Punto de Vista / Nicolás Dávila Peralta
Las revelaciones del exdirector de Pemex Emilio Lozoya muestran el nivel de corrupción al que se llegó durante la etapa neoliberal propiciada en el gobierno de Miguel de la Madrid, iniciada en el de Carlos Salinas de Gortari y mantenida hasta el gobierno de Enrique Peña Nieto.
El generador de este lodazal que ha salido a la luz es la famosa reforma energética, orientada a privatizar la explotación de la riqueza petrolera, anulando así la nacionalización ejecutada por el presidente Lázaro Cárdenas del Río, que rescató de las manos de los capitales estadounidenses e ingleses una industria que, en ese tiempo, se había convertido en un poder extranjero en los territorios petroleros de México.
El debilitamiento de la empresa nacional Petróleos Mexicanos (Pemex) fue una de las principales estrategias orientadas a privatizar la explotación, procesamiento y comercialización del hidrocarburo nacional; algo que no se podía hacer sin reformar la Constitución que establecía que la riqueza petrolera era un bien estratégico de la nación.
Desde Carlos Salinas, sexenio tras sexenio se descuidaron las refinerías, se fueron buscando los vacíos legales que permitieran la injerencia paulatina del sector privado en áreas estratégicas de Pemex, en tanto se descapitalizaba la empresa y se orientaban los recursos hacia otras áreas de la administración federal.
Así se llegó al gobierno de Felipe Calderón que prometió la construcción de tres refinerías y terminó construyendo una barda que le costó al país 620 millones de dólares y el despojo de sus tierras a 520 campesinos de la región de Atitalaquia, en el estado de Hidalgo.
Esto reflejó las presiones de los grandes capitales petroleros para debilitar a Pemex y poder llegar, en el sexenio de Peña Nieto, a la reforma energética que, ahora sabemos, se logró a base de sobornos que salpicaron, presuntamente, a expresidentes, funcionarios de los gobiernos neoliberales y legisladores que acrecentaron sus fortunas a cambio del petróleo.

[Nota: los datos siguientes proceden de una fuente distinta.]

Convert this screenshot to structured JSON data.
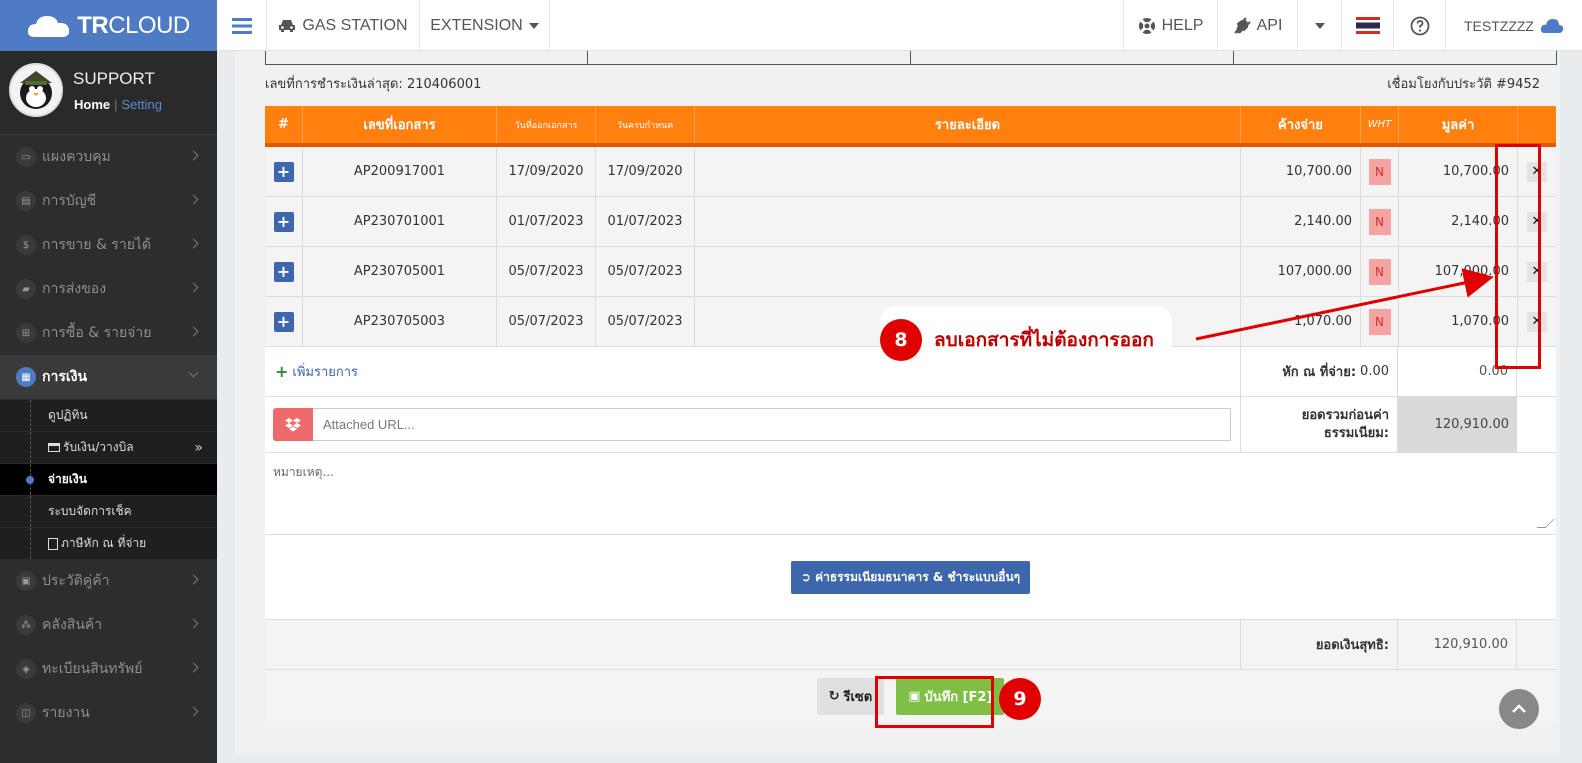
{
  "topbar": {
    "brand_bold": "TR",
    "brand_rest": "CLOUD",
    "gas_station": "GAS STATION",
    "extension": "EXTENSION",
    "help": "HELP",
    "api": "API",
    "user": "TESTZZZZ",
    "icons": [
      "menu-icon",
      "car-icon",
      "lifebuoy-icon",
      "plug-icon",
      "thai-flag-icon",
      "question-icon",
      "cloud-icon"
    ]
  },
  "sidebar": {
    "profile_name": "SUPPORT",
    "home": "Home",
    "sep": "|",
    "setting": "Setting",
    "items": [
      {
        "label": "แผงควบคุม"
      },
      {
        "label": "การบัญชี"
      },
      {
        "label": "การขาย & รายได้"
      },
      {
        "label": "การส่งของ"
      },
      {
        "label": "การซื้อ & รายจ่าย"
      },
      {
        "label": "การเงิน"
      }
    ],
    "subitems": [
      {
        "label": "ดูปฏิทิน"
      },
      {
        "label": "รับเงิน/วางบิล"
      },
      {
        "label": "จ่ายเงิน"
      },
      {
        "label": "ระบบจัดการเช็ค"
      },
      {
        "label": "ภาษีหัก ณ ที่จ่าย"
      }
    ],
    "items_after": [
      {
        "label": "ประวัติคู่ค้า"
      },
      {
        "label": "คลังสินค้า"
      },
      {
        "label": "ทะเบียนสินทรัพย์"
      },
      {
        "label": "รายงาน"
      }
    ]
  },
  "main": {
    "last_payment": "เลขที่การชำระเงินล่าสุด: 210406001",
    "link_history": "เชื่อมโยงกับประวัติ #9452",
    "headers": [
      "#",
      "เลขที่เอกสาร",
      "วันที่ออกเอกสาร",
      "วันครบกำหนด",
      "รายละเอียด",
      "ค้างจ่าย",
      "WHT",
      "มูลค่า"
    ],
    "rows": [
      {
        "doc": "AP200917001",
        "issue": "17/09/2020",
        "due": "17/09/2020",
        "detail": "",
        "outstanding": "10,700.00",
        "wht": "N",
        "amount": "10,700.00"
      },
      {
        "doc": "AP230701001",
        "issue": "01/07/2023",
        "due": "01/07/2023",
        "detail": "",
        "outstanding": "2,140.00",
        "wht": "N",
        "amount": "2,140.00"
      },
      {
        "doc": "AP230705001",
        "issue": "05/07/2023",
        "due": "05/07/2023",
        "detail": "",
        "outstanding": "107,000.00",
        "wht": "N",
        "amount": "107,000.00"
      },
      {
        "doc": "AP230705003",
        "issue": "05/07/2023",
        "due": "05/07/2023",
        "detail": "",
        "outstanding": "1,070.00",
        "wht": "N",
        "amount": "1,070.00"
      }
    ],
    "add_item": "เพิ่มรายการ",
    "wht_label": "หัก ณ ที่จ่าย:",
    "wht_value": "0.00",
    "wht_total": "0.00",
    "url_placeholder": "Attached URL...",
    "pre_fee_label_1": "ยอดรวมก่อนค่า",
    "pre_fee_label_2": "ธรรมเนียม:",
    "pre_fee_value": "120,910.00",
    "note_placeholder": "หมายเหตุ...",
    "fee_button": "ค่าธรรมเนียมธนาคาร & ชำระแบบอื่นๆ",
    "net_label": "ยอดเงินสุทธิ:",
    "net_value": "120,910.00",
    "reset": "รีเซต",
    "save": "บันทึก [F2]"
  },
  "annotations": {
    "step8_num": "8",
    "step8_text": "ลบเอกสารที่ไม่ต้องการออก",
    "step9_num": "9"
  },
  "colors": {
    "brand": "#4e7bc4",
    "table_header": "#ff7f0f",
    "save": "#7fbf46",
    "annotation": "#e00000"
  }
}
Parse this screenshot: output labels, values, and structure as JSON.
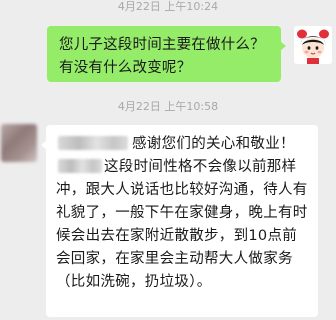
{
  "chat": {
    "timestamp_1": "4月22日 上午10:24",
    "timestamp_2": "4月22日 上午10:58",
    "outgoing_message": "您儿子这段时间主要在做什么？有没有什么改变呢？",
    "incoming_message": {
      "part_1": "感谢您们的关心和敬业！",
      "part_2": "这段时间性格不会像以前那样冲，跟大人说话也比较好沟通，待人有礼貌了，一般下午在家健身，晚上有时候会出去在家附近散散步，到10点前会回家，在家里会主动帮大人做家务（比如洗碗，扔垃圾）。"
    }
  },
  "colors": {
    "background": "#ededed",
    "outgoing_bubble": "#95ec69",
    "incoming_bubble": "#ffffff",
    "timestamp_text": "#a8a8a8"
  },
  "icons": {
    "self_avatar": "cartoon-girl-avatar-icon",
    "other_avatar": "blurred-avatar"
  }
}
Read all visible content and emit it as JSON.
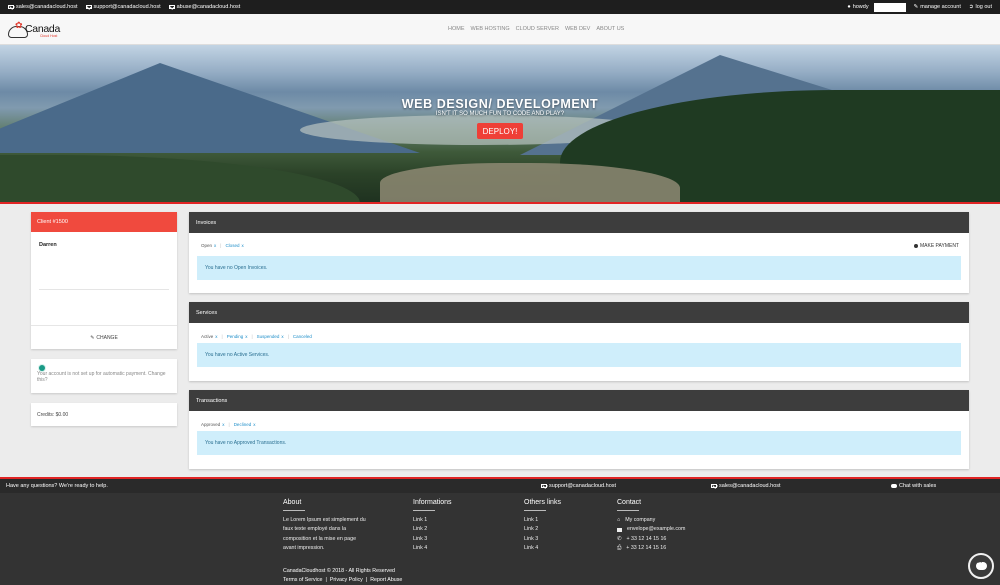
{
  "topbar": {
    "emails": [
      "sales@canadacloud.host",
      "support@canadacloud.host",
      "abuse@canadacloud.host"
    ],
    "howdy": "howdy",
    "manage_account": "manage account",
    "logout": "log out"
  },
  "logo": {
    "name": "Canada",
    "sub": "Cloud Host"
  },
  "nav": {
    "items": [
      "HOME",
      "WEB HOSTING",
      "CLOUD SERVER",
      "WEB DEV",
      "ABOUT US"
    ]
  },
  "hero": {
    "title": "WEB DESIGN/ DEVELOPMENT",
    "subtitle": "ISN'T IT SO MUCH FUN TO CODE AND PLAY?",
    "button": "DEPLOY!"
  },
  "client": {
    "header": "Client #1500",
    "name": "Darren",
    "change": "CHANGE"
  },
  "auto_payment": {
    "text": "Your account is not set up for automatic payment. Change this?"
  },
  "credits": {
    "text": "Credits: $0.00"
  },
  "invoices": {
    "title": "Invoices",
    "filters": [
      "Open",
      "Closed"
    ],
    "make_payment": "MAKE PAYMENT",
    "message": "You have no Open Invoices."
  },
  "services": {
    "title": "Services",
    "filters": [
      "Active",
      "Pending",
      "Suspended",
      "Canceled"
    ],
    "message": "You have no Active Services."
  },
  "transactions": {
    "title": "Transactions",
    "filters": [
      "Approved",
      "Declined"
    ],
    "message": "You have no Approved Transactions."
  },
  "footer_top": {
    "question": "Have any questions? We're ready to help.",
    "support": "support@canadacloud.host",
    "sales": "sales@canadacloud.host",
    "chat": "Chat with sales"
  },
  "footer": {
    "about": {
      "title": "About",
      "text": [
        "Le Lorem Ipsum est simplement du",
        "faux texte employé dans la",
        "composition et la mise en page",
        "avant impression."
      ]
    },
    "informations": {
      "title": "Informations",
      "links": [
        "Link 1",
        "Link 2",
        "Link 3",
        "Link 4"
      ]
    },
    "others": {
      "title": "Others links",
      "links": [
        "Link 1",
        "Link 2",
        "Link 3",
        "Link 4"
      ]
    },
    "contact": {
      "title": "Contact",
      "items": [
        "My company",
        "envelope@example.com",
        "+ 33 12 14 15 16",
        "+ 33 12 14 15 16"
      ]
    },
    "copyright": "CanadaCloudhost © 2018 - All Rights Reserved",
    "terms": [
      "Terms of Service",
      "Privacy Policy",
      "Report Abuse"
    ]
  },
  "colors": {
    "accent": "#f04a3e",
    "panel_header": "#3d3d3d",
    "alert_bg": "#cfeefb",
    "link": "#1e8ec9"
  }
}
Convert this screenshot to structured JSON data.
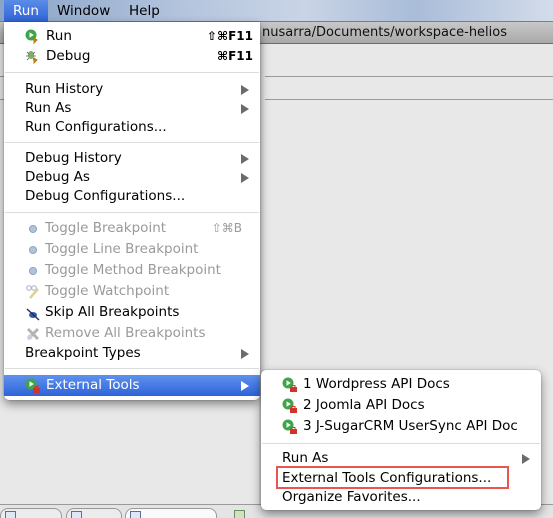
{
  "menubar": {
    "items": [
      {
        "label": "Run",
        "active": true
      },
      {
        "label": "Window",
        "active": false
      },
      {
        "label": "Help",
        "active": false
      }
    ]
  },
  "window": {
    "title_fragment": "PHP - Eclipse - /Users/musarra/Documents/workspace-helios",
    "visible_title": "nusarra/Documents/workspace-helios"
  },
  "run_menu": {
    "items": [
      {
        "label": "Run",
        "icon": "run-icon",
        "shortcut": "⇧⌘F11",
        "enabled": true
      },
      {
        "label": "Debug",
        "icon": "debug-icon",
        "shortcut": "⌘F11",
        "enabled": true
      },
      {
        "label": "Run History",
        "submenu": true,
        "enabled": true
      },
      {
        "label": "Run As",
        "submenu": true,
        "enabled": true
      },
      {
        "label": "Run Configurations...",
        "enabled": true
      },
      {
        "label": "Debug History",
        "submenu": true,
        "enabled": true
      },
      {
        "label": "Debug As",
        "submenu": true,
        "enabled": true
      },
      {
        "label": "Debug Configurations...",
        "enabled": true
      },
      {
        "label": "Toggle Breakpoint",
        "icon": "breakpoint-dot-icon",
        "shortcut": "⇧⌘B",
        "enabled": false
      },
      {
        "label": "Toggle Line Breakpoint",
        "icon": "breakpoint-dot-icon",
        "enabled": false
      },
      {
        "label": "Toggle Method Breakpoint",
        "icon": "breakpoint-dot-icon",
        "enabled": false
      },
      {
        "label": "Toggle Watchpoint",
        "icon": "watchpoint-icon",
        "enabled": false
      },
      {
        "label": "Skip All Breakpoints",
        "icon": "skip-breakpoints-icon",
        "enabled": true
      },
      {
        "label": "Remove All Breakpoints",
        "icon": "remove-breakpoints-icon",
        "enabled": false
      },
      {
        "label": "Breakpoint Types",
        "submenu": true,
        "enabled": true
      },
      {
        "label": "External Tools",
        "icon": "external-tools-icon",
        "submenu": true,
        "enabled": true,
        "highlighted": true
      }
    ]
  },
  "external_tools_submenu": {
    "items": [
      {
        "label": "1 Wordpress API Docs",
        "icon": "external-tools-icon"
      },
      {
        "label": "2 Joomla API Docs",
        "icon": "external-tools-icon"
      },
      {
        "label": "3 J-SugarCRM UserSync API Doc",
        "icon": "external-tools-icon"
      },
      {
        "label": "Run As",
        "submenu": true
      },
      {
        "label": "External Tools Configurations...",
        "annotated": true
      },
      {
        "label": "Organize Favorites..."
      }
    ]
  },
  "annotation": {
    "color": "#e8574f"
  },
  "colors": {
    "highlight": "#2e63d8",
    "disabled_text": "#9a9a9a"
  }
}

El escándalo es mayúsculo y ha salpicado a los que antes fueron los principales partidos políticos del país: el Revolucionario Institucional y el de Acción Nacional.
El PRI se adelantó a deslindarse del principal acusado: Lozoya Austin; el presidente nacional de ese partido afirmó que Lozoya nunca fue militante del partido; en tanto que, en el PAN, su desatinado líder se ha dedicado a buscar la manera de desviar la atención de las implicaciones que en estos hechos tienen sus militantes, incluyendo a dos gobernadores.
Lo cierto es que el escándalo por el caso Lozoya ha golpeado de tal suerte a los dos partidos, que los ha devaluado frente a los ciudadanos, en vísperas de la contienda electoral de 2021, donde se renovarán la Cámara de Diputados del Congreso de Unión, varios congresos locales, gubernaturas y presidencias municipales.
Hoy, tanto el PRI como el PAN, así como los demás partidos, están salpicados, unos más, otros menos, del escándalo petrolero, aumentando así el desprestigio que ya de por sí cargaban por la pérdida de sus principios ideológicos, su pragmatismo y su único objetivo: disfrutar del poder, sea como sea.
Vienen las elecciones de 2021
Para la democracia electoral se requiere de los partidos políticos y en nuestro país, en las elecciones federales y estatales de próximo año contenderán partidos, unos empapados de sobornos petroleros, otros reducidos a su mínima expresión y el partido ganador en 2018 sin consolidarse como opción transformadora.
Sin embargo, como dice el dicho: “con esos bueyes hay que arar”. Esto significa que los partidos están obligados a elegir con cuidado a sus candidatos, si no los mejores, los “menos coludos”, aquellos que sean conocidos en su estado, en su distrito, en su municipio. No es tiempo de improvisaciones; los electores desconfiamos de los partidos y éstos deben demostrar que siguen siendo opción para el avance del país en democracia, justicia, equidad y oportunidades para todos.
Estas elecciones, a diferencia de otros años, destacan por la cantidad de cargos de elección en juego: 500 diputados federales, 15 gobernadores, 30 congresos locales y alcaldías en 30 estados, incluyendo la Ciudad de México.
¿Podrán los partidos convencer a los votantes? Ese es el reto.